A name is descriptive if it describes what the corporation does or what the corporation is. In the example above, ‘Building Supplies’ is the descriptive element.
A name is legal if it contains the legal element at the end of the name, such as “Limited”, “Limitee”, “Ltee”, “Ltd.”, “Corp.”, “Corporation”, “Inc.”, “Incorporated”, “Incorporee”. A professional corporation can only be used by certain regulated professions.
Once you choose a name, you need a NUANS report to confirm that no other corporation has an identical name or a name that is too similar to your proposed corporate name. The NUANS report will reserve the proposed name for 90 days. Your corporation can also use a ‘number’ name, which is assigned by the applicable corporate registry.
Default Class of Shares and Rights For All Classes
Voting common shares (two classes) with the right to vote, the right to received dividends, and the right to receive the remaining property of the corporation after it is dissolved.
Non-voting common shares with the same rights as the voting common shares, except there is no right to vote. Dividends can be declared differently for each class of common shares.
Preferred Shares that have preferential treatment over the common shares with respect to dividends, no voting rights, and the ability to be repurchased by the company. The preferred shares can be issued in one or more series, with the terms to be determined by the directors.
Why would I restrict share transfers?
Transferring shares refers to the purchase and sale of shares. All companies are subject to the requirements of the provincial securities act. When it comes to the future issuance of shares, private companies typically use the Private Issuer Exemption to be exempt from significant securities requirements. To use this Private Issuer Exemption, you must include share transfer restrictions in your articles of incorporation. As well, you cannot have more than 50 shareholders (excluding employees) and you may only issue securities to specific people close to the company (i.e. directors, officers, employees, existing shareholders, certain family members, close friends, close business associates and accredited investors).

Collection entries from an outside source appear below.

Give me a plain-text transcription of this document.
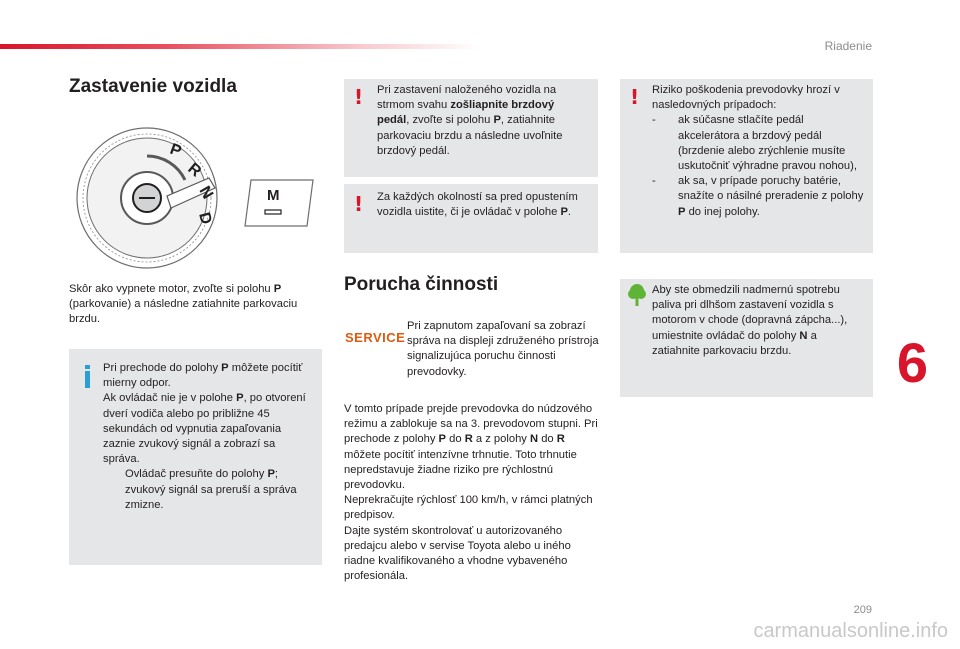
Riadenie
Zastavenie vozidla
P
R
N
D
M

Skôr ako vypnete motor, zvoľte si polohu P (parkovanie) a následne zatiahnite parkovaciu brzdu.

Pri prechode do polohy P môžete pocítiť mierny odpor.
Ak ovládač nie je v polohe P, po otvorení dverí vodiča alebo po približne 45 sekundách od vypnutia zapaľovania zaznie zvukový signál a zobrazí sa správa.
Ovládač presuňte do polohy P; zvukový signál sa preruší a správa zmizne.
! Pri zastavení naloženého vozidla na strmom svahu zošliapnite brzdový pedál, zvoľte si polohu P, zatiahnite parkovaciu brzdu a následne uvoľnite brzdový pedál.
! Za každých okolností sa pred opustením vozidla uistite, či je ovládač v polohe P.
Porucha činnosti
SERVICE

Pri zapnutom zapaľovaní sa zobrazí správa na displeji združeného prístroja signalizujúca poruchu činnosti prevodovky.

V tomto prípade prejde prevodovka do núdzového režimu a zablokuje sa na 3. prevodovom stupni. Pri prechode z polohy P do R a z polohy N do R môžete pocítiť intenzívne trhnutie. Toto trhnutie nepredstavuje žiadne riziko pre rýchlostnú prevodovku.
Neprekračujte rýchlosť 100 km/h, v rámci platných predpisov.
Dajte systém skontrolovať u autorizovaného predajcu alebo v servise Toyota alebo u iného riadne kvalifikovaného a vhodne vybaveného profesionála.

! Riziko poškodenia prevodovky hrozí v nasledovných prípadoch:
-	ak súčasne stlačíte pedál akcelerátora a brzdový pedál (brzdenie alebo zrýchlenie musíte uskutočniť výhradne pravou nohou),
-	ak sa, v prípade poruchy batérie, snažíte o násilné preradenie z polohy P do inej polohy.
Aby ste obmedzili nadmernú spotrebu paliva pri dlhšom zastavení vozidla s motorom v chode (dopravná zápcha...), umiestnite ovládač do polohy N a zatiahnite parkovaciu brzdu.	6
209
carmanualsonline.info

What are shareholders, directors, and officers?
Shareholders own the company through their shares. Shareholders elect directors to manage the affairs of the company. Directors typically appoint officers to carry out certain duties.
Shareholders elect directors, appoint auditors, and receive financial statements typically through ordinary (majority) resolutions. Shareholders need special resolutions (2/3rd vote) to carry out fundamental changes like amending the articles, amalgamating, continuing, or selling substantially all the assets of the business.
Directors need to pass resolutions both as set out in the Act and as determined by their own charter. In general, directors of private companies need to approve the appointment of officers; any issuance, transfer, or repurchase of securities; any debt or incumbrances on the assets of the company; declaring dividends; major transactions and contracts; bylaws; financial statements; and major shareholder communications.
Officers carry out the duties assigned by the directors. Some duties will be on behalf of the board – i.e. duties carried out by the board chair, vice-chair, secretary, and possibly treasurer. Typically, the directors will also appoint a chief executive officer or president who will in turn hire all other employees (some of whom may be designated as officers of the company as well).